HarborOne isn’t the only institution interested in helping new borrowers who might once have gone to a subprime lender, or borrowers with subprime loans who are qualified to refinance into a better one. Five large, regional banks recently announced they were putting up $125 million in cooperation with the Federal Reserve Bank-Boston to help subprime borrowers who could face difficulties in the future refinance into more stable loans.

Douglas A. Bowen, president and chief executive officer of PeoplesBank in Holyoke, predicted banks will face “significant headwinds” in 2008, in part because of deepening subprime mortgage fallout.

Banks will be able to help some former subprime customers into refinance loans, he said, but they can’t help them all.

Organizers of rescue loan programs meant to help delinquent subprime borrowers out of a jam, including one introduced by quasi-state agency MassHousing in September, are finding most cannot afford even conventional loans with lower and more stable interest rates.
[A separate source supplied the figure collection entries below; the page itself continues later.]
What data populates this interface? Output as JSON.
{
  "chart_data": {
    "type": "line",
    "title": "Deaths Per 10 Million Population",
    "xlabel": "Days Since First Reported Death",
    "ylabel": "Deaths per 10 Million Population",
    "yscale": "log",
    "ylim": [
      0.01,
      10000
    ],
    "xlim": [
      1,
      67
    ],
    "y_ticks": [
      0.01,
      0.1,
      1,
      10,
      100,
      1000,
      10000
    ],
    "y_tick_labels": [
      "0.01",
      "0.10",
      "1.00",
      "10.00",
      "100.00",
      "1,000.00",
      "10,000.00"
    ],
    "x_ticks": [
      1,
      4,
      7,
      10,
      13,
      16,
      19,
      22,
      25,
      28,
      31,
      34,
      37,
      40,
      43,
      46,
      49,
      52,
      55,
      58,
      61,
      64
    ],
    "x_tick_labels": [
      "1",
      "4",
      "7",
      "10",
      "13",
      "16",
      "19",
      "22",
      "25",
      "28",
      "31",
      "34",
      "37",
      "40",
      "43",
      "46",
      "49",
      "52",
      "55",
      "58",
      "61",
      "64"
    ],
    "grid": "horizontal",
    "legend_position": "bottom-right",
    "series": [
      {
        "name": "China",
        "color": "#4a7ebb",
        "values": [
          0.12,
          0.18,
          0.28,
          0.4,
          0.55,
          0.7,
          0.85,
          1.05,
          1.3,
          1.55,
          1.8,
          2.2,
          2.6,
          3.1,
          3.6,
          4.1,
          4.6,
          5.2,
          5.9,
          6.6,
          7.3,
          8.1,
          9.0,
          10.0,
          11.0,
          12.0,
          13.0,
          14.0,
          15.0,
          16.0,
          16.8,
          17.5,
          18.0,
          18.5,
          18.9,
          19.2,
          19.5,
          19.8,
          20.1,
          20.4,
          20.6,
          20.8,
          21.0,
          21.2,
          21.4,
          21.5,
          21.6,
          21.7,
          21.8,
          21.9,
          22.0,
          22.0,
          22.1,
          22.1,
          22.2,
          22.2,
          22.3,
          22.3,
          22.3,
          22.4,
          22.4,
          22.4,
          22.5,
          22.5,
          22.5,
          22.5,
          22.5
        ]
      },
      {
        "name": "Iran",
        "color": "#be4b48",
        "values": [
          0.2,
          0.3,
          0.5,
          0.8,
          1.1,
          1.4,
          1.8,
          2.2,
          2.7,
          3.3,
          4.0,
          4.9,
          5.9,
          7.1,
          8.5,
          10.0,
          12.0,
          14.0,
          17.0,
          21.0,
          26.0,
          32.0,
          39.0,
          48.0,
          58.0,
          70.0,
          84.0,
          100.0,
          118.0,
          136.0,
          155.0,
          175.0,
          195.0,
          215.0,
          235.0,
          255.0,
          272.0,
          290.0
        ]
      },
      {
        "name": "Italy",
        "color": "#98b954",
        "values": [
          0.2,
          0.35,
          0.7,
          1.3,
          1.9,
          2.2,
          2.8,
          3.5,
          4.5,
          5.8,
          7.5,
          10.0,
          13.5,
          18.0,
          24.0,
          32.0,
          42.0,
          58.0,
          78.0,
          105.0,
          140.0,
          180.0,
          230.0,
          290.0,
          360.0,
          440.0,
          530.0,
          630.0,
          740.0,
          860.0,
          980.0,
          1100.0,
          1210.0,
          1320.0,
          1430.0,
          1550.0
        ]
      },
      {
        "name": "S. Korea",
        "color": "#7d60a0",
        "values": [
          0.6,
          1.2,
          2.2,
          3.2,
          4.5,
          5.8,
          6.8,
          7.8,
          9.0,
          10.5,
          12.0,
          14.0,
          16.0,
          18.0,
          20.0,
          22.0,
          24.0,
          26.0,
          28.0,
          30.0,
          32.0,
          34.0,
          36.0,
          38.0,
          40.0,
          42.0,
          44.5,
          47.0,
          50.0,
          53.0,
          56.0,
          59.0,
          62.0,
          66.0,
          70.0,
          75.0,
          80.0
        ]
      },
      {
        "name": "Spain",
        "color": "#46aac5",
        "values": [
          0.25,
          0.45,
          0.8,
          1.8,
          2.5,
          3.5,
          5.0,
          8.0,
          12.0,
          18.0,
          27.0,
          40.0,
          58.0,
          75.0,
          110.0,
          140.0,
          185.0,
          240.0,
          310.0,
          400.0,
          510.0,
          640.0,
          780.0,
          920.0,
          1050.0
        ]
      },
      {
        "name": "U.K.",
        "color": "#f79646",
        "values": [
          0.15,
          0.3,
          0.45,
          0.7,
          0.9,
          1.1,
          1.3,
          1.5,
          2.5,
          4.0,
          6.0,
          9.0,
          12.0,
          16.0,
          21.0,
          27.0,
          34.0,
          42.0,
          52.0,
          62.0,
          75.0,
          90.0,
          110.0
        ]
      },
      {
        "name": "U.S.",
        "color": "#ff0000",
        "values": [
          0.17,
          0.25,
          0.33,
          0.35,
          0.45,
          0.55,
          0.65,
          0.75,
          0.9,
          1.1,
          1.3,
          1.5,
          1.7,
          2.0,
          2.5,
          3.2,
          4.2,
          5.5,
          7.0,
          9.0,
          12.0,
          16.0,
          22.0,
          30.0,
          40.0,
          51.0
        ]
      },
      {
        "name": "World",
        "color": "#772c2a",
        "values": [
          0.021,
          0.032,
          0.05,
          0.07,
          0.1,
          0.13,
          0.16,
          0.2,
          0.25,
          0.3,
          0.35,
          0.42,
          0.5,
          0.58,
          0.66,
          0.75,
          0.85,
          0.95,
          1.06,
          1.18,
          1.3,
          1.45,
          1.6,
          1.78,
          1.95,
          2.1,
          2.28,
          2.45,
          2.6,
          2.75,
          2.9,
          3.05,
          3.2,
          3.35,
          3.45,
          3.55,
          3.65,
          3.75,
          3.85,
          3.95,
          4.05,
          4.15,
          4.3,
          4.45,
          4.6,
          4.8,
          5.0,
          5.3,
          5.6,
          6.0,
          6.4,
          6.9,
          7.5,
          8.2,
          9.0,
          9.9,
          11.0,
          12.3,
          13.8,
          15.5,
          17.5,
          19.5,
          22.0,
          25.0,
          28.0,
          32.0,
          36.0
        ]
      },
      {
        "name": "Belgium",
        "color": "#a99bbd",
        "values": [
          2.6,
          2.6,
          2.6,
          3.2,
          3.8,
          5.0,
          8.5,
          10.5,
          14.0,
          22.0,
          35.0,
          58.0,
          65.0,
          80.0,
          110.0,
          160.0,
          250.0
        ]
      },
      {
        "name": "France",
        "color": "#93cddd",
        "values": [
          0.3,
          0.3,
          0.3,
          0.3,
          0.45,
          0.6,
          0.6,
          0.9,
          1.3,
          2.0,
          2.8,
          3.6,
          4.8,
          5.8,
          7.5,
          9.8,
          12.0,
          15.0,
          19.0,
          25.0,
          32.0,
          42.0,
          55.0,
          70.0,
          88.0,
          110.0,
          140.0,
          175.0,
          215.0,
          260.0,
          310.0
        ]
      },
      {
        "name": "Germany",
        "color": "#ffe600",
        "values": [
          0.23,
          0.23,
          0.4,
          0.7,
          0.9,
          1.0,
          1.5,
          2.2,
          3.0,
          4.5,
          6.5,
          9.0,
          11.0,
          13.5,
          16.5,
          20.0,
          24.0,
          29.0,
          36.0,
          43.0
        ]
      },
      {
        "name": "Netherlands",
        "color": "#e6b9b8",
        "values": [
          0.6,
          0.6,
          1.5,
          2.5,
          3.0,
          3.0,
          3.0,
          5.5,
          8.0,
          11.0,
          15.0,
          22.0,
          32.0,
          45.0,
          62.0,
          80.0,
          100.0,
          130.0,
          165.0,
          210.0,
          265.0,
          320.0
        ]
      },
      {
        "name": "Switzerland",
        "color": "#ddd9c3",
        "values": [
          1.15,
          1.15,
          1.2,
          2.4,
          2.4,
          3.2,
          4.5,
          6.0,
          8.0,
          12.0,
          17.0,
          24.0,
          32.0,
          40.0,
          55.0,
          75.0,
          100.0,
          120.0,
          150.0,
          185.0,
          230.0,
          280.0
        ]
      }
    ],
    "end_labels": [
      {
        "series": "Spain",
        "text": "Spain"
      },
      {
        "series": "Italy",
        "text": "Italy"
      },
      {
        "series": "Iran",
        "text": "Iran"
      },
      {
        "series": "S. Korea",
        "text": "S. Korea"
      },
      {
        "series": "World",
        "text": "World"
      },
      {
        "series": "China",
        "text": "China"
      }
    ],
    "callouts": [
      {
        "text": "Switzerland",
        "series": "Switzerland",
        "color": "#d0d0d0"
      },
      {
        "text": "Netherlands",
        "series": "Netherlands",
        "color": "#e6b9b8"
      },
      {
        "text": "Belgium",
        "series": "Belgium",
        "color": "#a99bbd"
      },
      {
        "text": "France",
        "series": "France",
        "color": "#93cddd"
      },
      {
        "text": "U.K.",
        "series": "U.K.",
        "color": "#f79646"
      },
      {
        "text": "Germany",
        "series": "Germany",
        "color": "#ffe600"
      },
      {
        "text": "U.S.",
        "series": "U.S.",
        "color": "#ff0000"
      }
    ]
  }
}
Bowen said the subprime loan fallout also is spilling into the U.S. credit card industry, which he said saw a 20 percent increase in delinquent loans in October 2007 compared to the same month a year earlier. Blake said he expects job losses in the housing industry – a result of fewer consumers being able to get mortgage loans these days – will exacerbate the problem.

“You are going to see a migration of delinquency into loan portfolios [other than mortgages],” he predicted, because so many people’s jobs, and incomes, have been tied to the mortgage industry.

Massachusetts Bankers Association Senior Vice President for Government Affairs and Trust Services David Floreen said while he’s looking forward to a year that’s a bit lighter than last – since 2008 marks the second year of the state’s two-year legislative cycle – the coming year could still bring surprises.

Floreen said experience has taught him that every year, one or two things turn up that consume lots of attention but never could have been predicted earlier.

This year’s example was TJX Cos., he said, referring to the national retailer’s consumer data hacker disaster that sparked several lawsuits, including one the Massachusetts Bankers Association settled in December.

MBA hopes to push forward a couple of bills that will help “enhance” Bay State financial institutions’ trust departments in the coming year, Floreen said, making the business climate for their operations more friendly.

“The whole investment services industry and wealth management is a really big piece of the financial services community in Boston,” he said.